Эта встреча наполнила сердце Зелинского горечью. И в который раз он подумал о том, что поездка в Россию может оказаться совершенно безнадежной…
«Недавно прочел у Куприна: «Ну что же я могу с собой поделать, если прошлое живет во мне со всеми чувствами, звуками, песнями, криками, образами, запахами и вкусами, а теперешняя жизнь тянется передо мною как ежедневная, никогда не переменяемая истрепленная лента фильмы». И подумал — как обо мне сказано.
Все мы находимся там, в прошлой жизни, в стране, которой уже нет на карте. Знаешь, что ничего вернуть невозможно, и все-таки надеешься — а вдруг?

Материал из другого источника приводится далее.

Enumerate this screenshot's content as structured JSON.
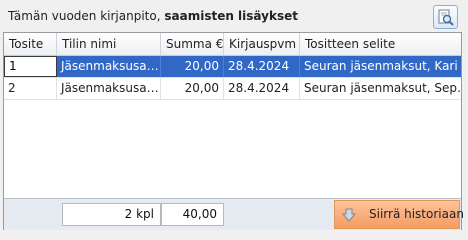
{
  "header": {
    "title_prefix": "Tämän vuoden kirjanpito, ",
    "title_bold": "saamisten lisäykset"
  },
  "toolbar": {
    "preview_icon": "magnifier-document-icon"
  },
  "table": {
    "columns": [
      "Tosite",
      "Tilin nimi",
      "Summa €",
      "Kirjauspvm",
      "Tositteen selite"
    ],
    "rows": [
      {
        "tosite": "1",
        "tilin_nimi": "Jäsenmaksusa…",
        "summa": "20,00",
        "kirjauspvm": "28.4.2024",
        "selite": "Seuran jäsenmaksut, Kari …",
        "selected": true
      },
      {
        "tosite": "2",
        "tilin_nimi": "Jäsenmaksusa…",
        "summa": "20,00",
        "kirjauspvm": "28.4.2024",
        "selite": "Seuran jäsenmaksut, Sep…",
        "selected": false
      }
    ]
  },
  "footer": {
    "count": "2 kpl",
    "total": "40,00",
    "move_button_label": "Siirrä historiaan",
    "move_button_icon": "arrow-down-icon"
  },
  "colors": {
    "selection": "#3168c6",
    "move_button": "#f6a26a"
  }
}
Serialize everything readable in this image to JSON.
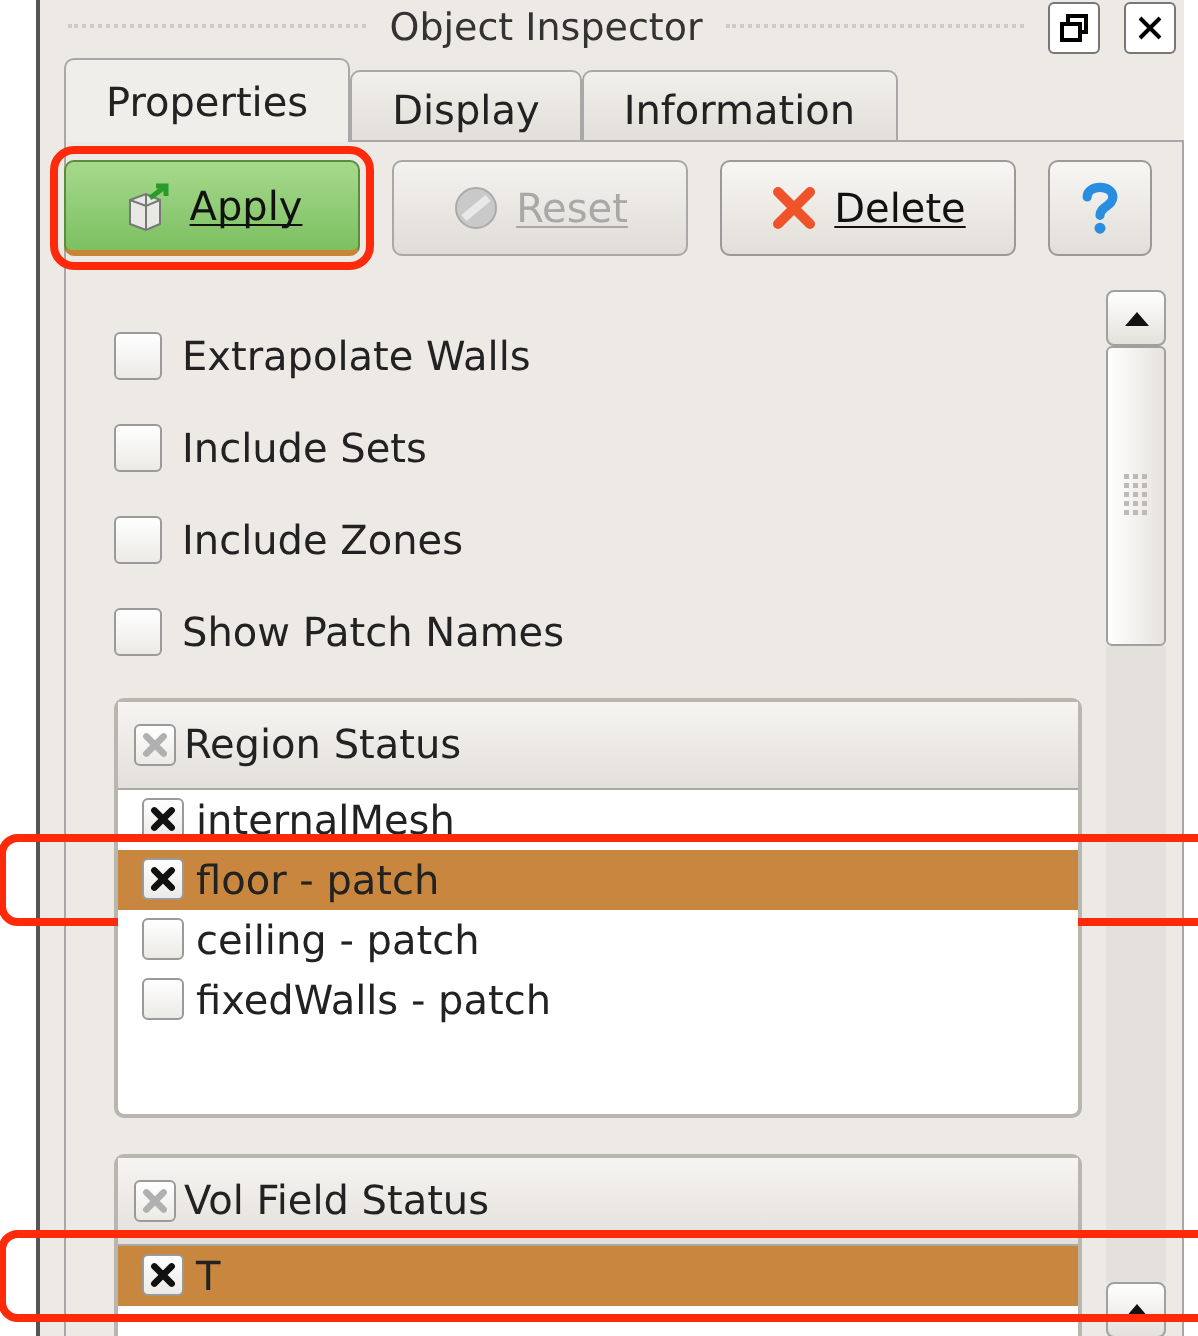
{
  "title": "Object Inspector",
  "tabs": [
    {
      "label": "Properties",
      "selected": true
    },
    {
      "label": "Display",
      "selected": false
    },
    {
      "label": "Information",
      "selected": false
    }
  ],
  "buttons": [
    {
      "kind": "apply",
      "label": "Apply",
      "disabled": false,
      "highlighted": true
    },
    {
      "kind": "reset",
      "label": "Reset",
      "disabled": true,
      "highlighted": false
    },
    {
      "kind": "delete",
      "label": "Delete",
      "disabled": false,
      "highlighted": false
    },
    {
      "kind": "help",
      "disabled": false,
      "highlighted": false
    }
  ],
  "options": [
    {
      "label": "Extrapolate Walls",
      "checked": false
    },
    {
      "label": "Include Sets",
      "checked": false
    },
    {
      "label": "Include Zones",
      "checked": false
    },
    {
      "label": "Show Patch Names",
      "checked": false
    }
  ],
  "groups": [
    {
      "title": "Region Status",
      "header_partial": true,
      "rows": [
        {
          "label": "internalMesh",
          "checked": true,
          "selected": false,
          "highlighted": false
        },
        {
          "label": "floor - patch",
          "checked": true,
          "selected": true,
          "highlighted": true
        },
        {
          "label": "ceiling - patch",
          "checked": false,
          "selected": false,
          "highlighted": false
        },
        {
          "label": "fixedWalls - patch",
          "checked": false,
          "selected": false,
          "highlighted": false
        }
      ]
    },
    {
      "title": "Vol Field Status",
      "header_partial": true,
      "rows": [
        {
          "label": "T",
          "checked": true,
          "selected": true,
          "highlighted": true
        }
      ]
    }
  ]
}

История переезжает тебя колесом по хребту и не спрашивает, хочешь ты того или нет. У нее своя правота, ей дела нет до одного, отдельно взятого индивидуума. А ты корчишься с перешибленным хребтом, все пытаешься доказать, что пострадал незаслуженно, что ты — целый мир, огромная вселенная, что ты, в конце концов, хоть чего-нибудь да стоишь…

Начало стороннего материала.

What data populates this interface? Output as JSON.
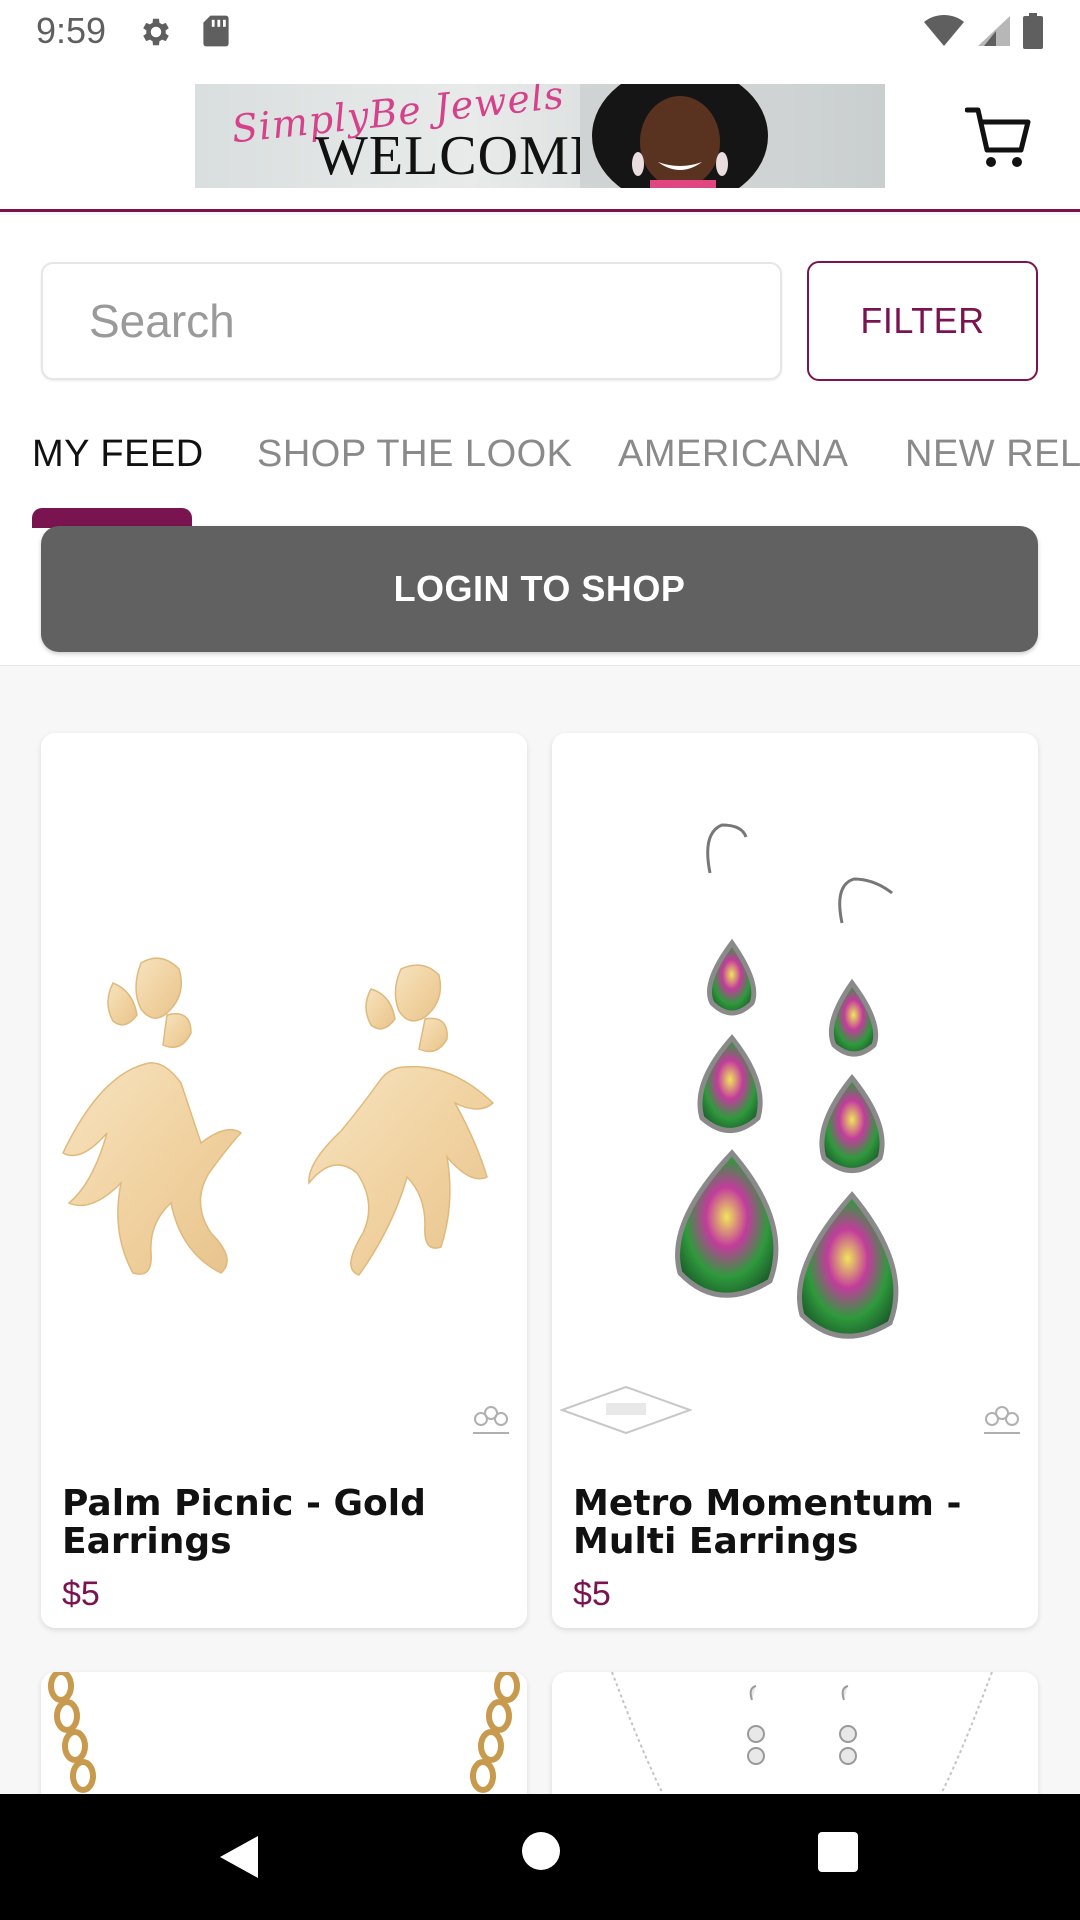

Иногда я думаю, что никакой романист не может переплюнуть реальную жизнь самого обычного, даже заурядного человека — ему просто не хватит фантазии. Роман — условность, игра со своими правилами: столько-то действующих лиц, чтобы читатель, не дай Бог, не сбился и не запутался, определенное место действия, если на стене висит ружье, оно должно выстрелить — и прочие ограничения. Непридуманная же история — возьмем, ктгримеру, мою собственную — тем и отличается, что не затрудняет себя этими фокусами и трюками. Она нелогична, бессмысленна, непредсказуема и тем страшна. Поэтому глупо задаваться вопросом, хочешь ли ты умереть внезапно или заранее подготовиться к переходу в иной мир. Даже если тебе суждено дожить до глубокой старости и достойно скончаться с правнуками, это не более чем прихоть судьбы. К смерти надо быть готовым каждую минуту существования, будь тебе двадцать, сорок или девяносто. Никто никому не воздает по заслугам: добродетель попираема и осмеяна, злоба, корысть и предательство ненаказуемы. Ибо жизнь не есть роман, написанный в утешение читающему».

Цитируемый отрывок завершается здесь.